The author of the Coupon Mom’s Guide to Cutting Your Grocery Bills in Half recommends saving money by purchasing fruit and vegetables in larger quantities. For example, buying bagged apples rather than purchasing them individually and buying a 10-pound bag of potatoes rather than the 5-pound bag.
Up until this point I’ve always been a pick, inspect and bag my own produce kind-of-girl, but I decided to take the author’s advice to heart and picked up bagged produce for the first time this week.
My main concern is actually eating all of the produce before it can spoil each week. I certainly intend to freeze some of the excess food, but I don’t want to spend my life freezing and defrosting food just to save a few cents here and there.

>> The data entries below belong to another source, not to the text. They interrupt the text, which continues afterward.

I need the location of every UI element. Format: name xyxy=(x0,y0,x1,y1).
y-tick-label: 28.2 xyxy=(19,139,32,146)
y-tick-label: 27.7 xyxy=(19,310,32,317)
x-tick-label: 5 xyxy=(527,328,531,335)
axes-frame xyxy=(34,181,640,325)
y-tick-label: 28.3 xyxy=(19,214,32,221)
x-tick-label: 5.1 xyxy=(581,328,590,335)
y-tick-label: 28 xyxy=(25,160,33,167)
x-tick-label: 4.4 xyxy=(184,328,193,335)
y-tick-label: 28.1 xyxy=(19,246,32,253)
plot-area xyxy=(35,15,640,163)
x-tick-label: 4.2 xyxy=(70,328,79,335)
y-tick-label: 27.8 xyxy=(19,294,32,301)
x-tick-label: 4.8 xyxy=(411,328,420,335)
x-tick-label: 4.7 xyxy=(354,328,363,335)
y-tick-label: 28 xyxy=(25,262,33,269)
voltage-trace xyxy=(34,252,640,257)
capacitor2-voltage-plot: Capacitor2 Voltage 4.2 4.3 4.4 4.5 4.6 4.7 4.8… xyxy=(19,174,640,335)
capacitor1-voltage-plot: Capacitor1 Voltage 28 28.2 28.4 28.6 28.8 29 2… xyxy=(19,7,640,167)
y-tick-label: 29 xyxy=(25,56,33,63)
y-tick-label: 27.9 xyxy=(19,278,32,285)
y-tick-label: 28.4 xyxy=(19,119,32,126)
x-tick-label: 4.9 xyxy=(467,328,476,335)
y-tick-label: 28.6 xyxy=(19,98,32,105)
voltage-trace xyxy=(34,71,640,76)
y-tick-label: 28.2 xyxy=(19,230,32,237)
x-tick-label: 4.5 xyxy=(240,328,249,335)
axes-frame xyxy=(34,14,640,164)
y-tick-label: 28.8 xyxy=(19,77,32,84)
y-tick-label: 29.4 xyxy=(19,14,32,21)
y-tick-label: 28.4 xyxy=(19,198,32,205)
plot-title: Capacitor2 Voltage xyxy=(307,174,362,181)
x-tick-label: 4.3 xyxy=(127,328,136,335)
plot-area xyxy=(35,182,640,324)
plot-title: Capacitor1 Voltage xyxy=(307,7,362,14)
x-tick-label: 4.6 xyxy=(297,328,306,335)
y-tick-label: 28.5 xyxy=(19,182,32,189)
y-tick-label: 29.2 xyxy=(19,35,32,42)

I’m also concerned about the amount of produce in the bag that might be damaged. So far I’ve been pretty lucky with the packages of apples, oranges and potatoes I purchased. In each bag I’ve only encountered one or two bruises or other small defects. I was able to cut out small pieces of apples and potatoes and discarded a minimal amount of damaged produce. All three of my produce purchases were organic and the bagged version was comparatively cheaper than purchasing these items individually.
So what are your thoughts on buying produce in larger quantities? For the time being there are only two people in my household, (my husband and I), so I’m wondering… do you buy bagged produce and if so does it benefit your small family?
7 thoughts on “Any Luck when Purchasing Produce in Larger Quantities”
My husband and I love farmer's market for the prices at the "right quantity". I too find it hard to eat all the produce in an appropriate period of time if I buy in bulk. Unless it is something I LOVE like tomatoes. I think the bulk buy is more for families
i only bulk buy slow to go bad items like potatoes and onions. other produce tends to rot too fast for a singleton like me to consume. i also stock up on bulk canned items for my pantry. unless you find a great deal for in-season items (like berries) to freeze, buying a la carte still makes more sense to me.
It only makes sense if you plan to eat the bulk items or split it with someone else. I live alone so shopping for perishable stuff in bulk pretty much never works for me.
I agree with most everyone. I cook for myself and my boyfriend (on weekends only). I actually share a Costco membership with my mom and often we will shop together and split perishables like produce between us. If I go alone on bulk items, it's strictly non-perishables.
So you all seem to agree that it doesn't make sense for a family of two to buy in bulk. Onions seem to last for quite awhile, but I agree it's difficult to eat everything else before it spoils.
I buy onions, potatoes, and oranges in bags (and I'm a single person). I find that if you keep the potatoes in the fridge they last wayyyyy longer. I never have good luck with bagged apples, though, so I tend to steer away from them.
My solution to consuming more veggies and fruits is green smoothies. One or two apples a day, a bag lasts a week to a week and a half.